Let’s start this ranking of the worst performances of the Super Bowl national anthem by stating that “The Star-Spangled Banner” is a difficult song to sing. It goes from low to high, and if you can keep that ending “free” for as long as it requires, you’re a better singer than most. Plus, you’re performing in front of 100 million people, which can make even the best of troubadours cringe. So let’s admire the courage it takes to even attempt the song.
That said…if we’re to judge football players for making big mistakes on the biggest stage, well, we can judge anthem singers by the same standard as well. Thankfully, no singer (yet) has plumbed the depths of Carl Lewis’ atonal rendition before an NBA game or Roseanne Barr’s atrocity before a baseball game. Yet while anyone who can sing the anthem in front of the world is phenomenally talented, these brilliant singers picked a bad day to have a bad day…
6. N/A, Super Bowl XI: No hymn is a bad hymn. For some reason, the NFL decided in 1977 not to have a national anthem, instead opting for singer Vikki Carr to perform “America the Beautiful.” To this day — and probably forever — it’s the only Super Bowl that doesn’t feature a pre-game national anthem.
5. Alicia Keys, Super Bowl XLVII: Again, bearing in mind the talent and the courage to not only sing the anthem in front of millions of people, but to accompany yourself on the piano…this one was not a bad anthem, in self, that was just…so. .. slowly. Clocking in at 2:32 – and much longer if you include the piano flourishes at the start and end – this one made Anthem “over” bettors happy, but everyone was ready to start the game. .
4. Aretha Franklin, Aaron Neville, Dr. John, Super Bowl XL: Again: this is not a review of the Queen, or Neville, or the Good Doctor. This hymn is a failure not of the performers, but of the arrangement. Aaron Neville could sing your tax return and make it sexy and romantic; Aretha Franklin could sing your grocery list and make it transcendent and inspiring. But taping the two together back-to-back, adding a curiously restrained Dr. John to the mix, and then slathering a gospel choir on top just didn’t work. Too much of a good thing isn’t always a good thing.
3. Cheryl Ladd, Super Bowl XIV: The NFL had mixed politics and sports since 1980, when Ladd, one of the most well-known TV stars of the era, dedicated the anthem to the hostages then being held in Iran. Maybe the “Charlie’s Angels” star lip-synced, or maybe it’s just the old video from the day, but this rendition screams “cruise ship lounge.” (Aside: Pat Summerall expressed disbelief at the size of the flag – which was only about 25 yards wide, a toy compared to today’s 100-yard-wide behemoths. That was the era.)
2. Charley Pride, Super Bowl VIII: In the very first play of Super Bowl XLVIII, an errant snap detached from Peyton Manning’s helmet and ended up in the end zone, resulting in a safety and eventual blowout in Seattle.
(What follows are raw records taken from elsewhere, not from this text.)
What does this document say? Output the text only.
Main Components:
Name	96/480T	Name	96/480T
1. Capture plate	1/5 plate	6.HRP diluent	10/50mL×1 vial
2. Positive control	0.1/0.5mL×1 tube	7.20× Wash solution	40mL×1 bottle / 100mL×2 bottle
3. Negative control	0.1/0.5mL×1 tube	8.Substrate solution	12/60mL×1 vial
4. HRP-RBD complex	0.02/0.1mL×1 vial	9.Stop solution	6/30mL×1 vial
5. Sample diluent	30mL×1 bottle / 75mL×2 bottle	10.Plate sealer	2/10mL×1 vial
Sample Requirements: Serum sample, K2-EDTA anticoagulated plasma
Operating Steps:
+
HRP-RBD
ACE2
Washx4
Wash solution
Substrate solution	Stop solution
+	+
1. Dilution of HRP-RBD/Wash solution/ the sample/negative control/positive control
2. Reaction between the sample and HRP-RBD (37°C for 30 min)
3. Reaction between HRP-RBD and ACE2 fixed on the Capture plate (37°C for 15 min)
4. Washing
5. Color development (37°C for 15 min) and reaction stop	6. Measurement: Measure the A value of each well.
It was the equivalent of the national anthem, with country legend Charley Pride literally missing the opening words of the song. He’s recovered fairly well, but “remembering all the words” is the basis of an anthem performance.
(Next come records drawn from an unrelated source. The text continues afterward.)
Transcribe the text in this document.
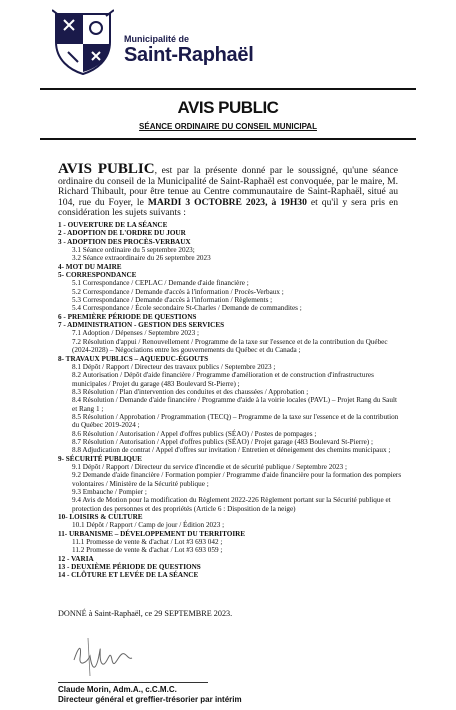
Municipalité de
Saint-Raphaël
AVIS PUBLIC
SÉANCE ORDINAIRE DU CONSEIL MUNICIPAL
AVIS PUBLIC, est par la présente donné par le soussigné, qu'une séance ordinaire du conseil de la Municipalité de Saint-Raphaël est convoquée, par le maire, M. Richard Thibault, pour être tenue au Centre communautaire de Saint-Raphaël, situé au 104, rue du Foyer, le MARDI 3 OCTOBRE 2023, à 19H30 et qu'il y sera pris en considération les sujets suivants :
1 - OUVERTURE DE LA SÉANCE
2 - ADOPTION DE L'ORDRE DU JOUR
3 - ADOPTION DES PROCÈS-VERBAUX
3.1 Séance ordinaire du 5 septembre 2023;
3.2 Séance extraordinaire du 26 septembre 2023
4- MOT DU MAIRE
5- CORRESPONDANCE
5.1 Correspondance / CEPLAC / Demande d'aide financière ;
5.2 Correspondance / Demande d'accès à l'information / Procès-Verbaux ;
5.3 Correspondance / Demande d'accès à l'information / Règlements ;
5.4 Correspondance / École secondaire St-Charles / Demande de commandites ;
6 - PREMIÈRE PÉRIODE DE QUESTIONS
7 - ADMINISTRATION - GESTION DES SERVICES
7.1 Adoption / Dépenses / Septembre 2023 ;
7.2 Résolution d'appui / Renouvellement / Programme de la taxe sur l'essence et de la contribution du Québec (2024-2028) – Négociations entre les gouvernements du Québec et du Canada ;
8- TRAVAUX PUBLICS – AQUEDUC-ÉGOUTS
8.1 Dépôt / Rapport / Directeur des travaux publics / Septembre 2023 ;
8.2 Autorisation / Dépôt d'aide financière / Programme d'amélioration et de construction d'infrastructures municipales / Projet du garage (483 Boulevard St-Pierre) ;
8.3 Résolution / Plan d'intervention des conduites et des chaussées / Approbation ;
8.4 Résolution / Demande d'aide financière / Programme d'aide à la voirie locales (PAVL) – Projet Rang du Sault et Rang 1 ;
8.5 Résolution / Approbation / Programmation (TECQ) – Programme de la taxe sur l'essence et de la contribution du Québec 2019-2024 ;
8.6 Résolution / Autorisation / Appel d'offres publics (SÉAO) / Postes de pompages ;
8.7 Résolution / Autorisation / Appel d'offres publics (SÉAO) / Projet garage (483 Boulevard St-Pierre) ;
8.8 Adjudication de contrat / Appel d'offres sur invitation / Entretien et déneigement des chemins municipaux ;
9- SÉCURITÉ PUBLIQUE
9.1 Dépôt / Rapport / Directeur du service d'incendie et de sécurité publique / Septembre 2023 ;
9.2 Demande d'aide financière / Formation pompier / Programme d'aide financière pour la formation des pompiers volontaires / Ministère de la Sécurité publique ;
9.3 Embauche / Pompier ;
9.4 Avis de Motion pour la modification du Règlement 2022-226 Règlement portant sur la Sécurité publique et protection des personnes et des propriétés (Article 6 : Disposition de la neige)
10- LOISIRS & CULTURE
10.1 Dépôt / Rapport / Camp de jour / Édition 2023 ;
11- URBANISME – DÉVELOPPEMENT DU TERRITOIRE
11.1 Promesse de vente & d'achat / Lot #3 693 042 ;
11.2 Promesse de vente & d'achat / Lot #3 693 059 ;
12 - VARIA
13 - DEUXIÈME PÉRIODE DE QUESTIONS
14 - CLÔTURE ET LEVÉE DE LA SÉANCE
DONNÉ à Saint-Raphaël, ce 29 SEPTEMBRE 2023.
Claude Morin, Adm.A., c.C.M.C.
Directeur général et greffier-trésorier par intérim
1. Christina Aguilera, Super Bowl XLV: Christina Aguilera is a national treasure, possessing all the skills and presence you could want in a singer of her magnitude. And yet, even the best can make mistakes, as she did when she somehow turned “O’er the ramparts we gazed upon” into “What we so proudly washed.” It wasn’t a bad save in the moment, given the stakes and the circumstances, but the trial and error cascaded – she rushed through the rest of the song and stumbled on the big “free” finish and ” courageous”. It’s all right, Xtina; each of us would spoil it far more than you did.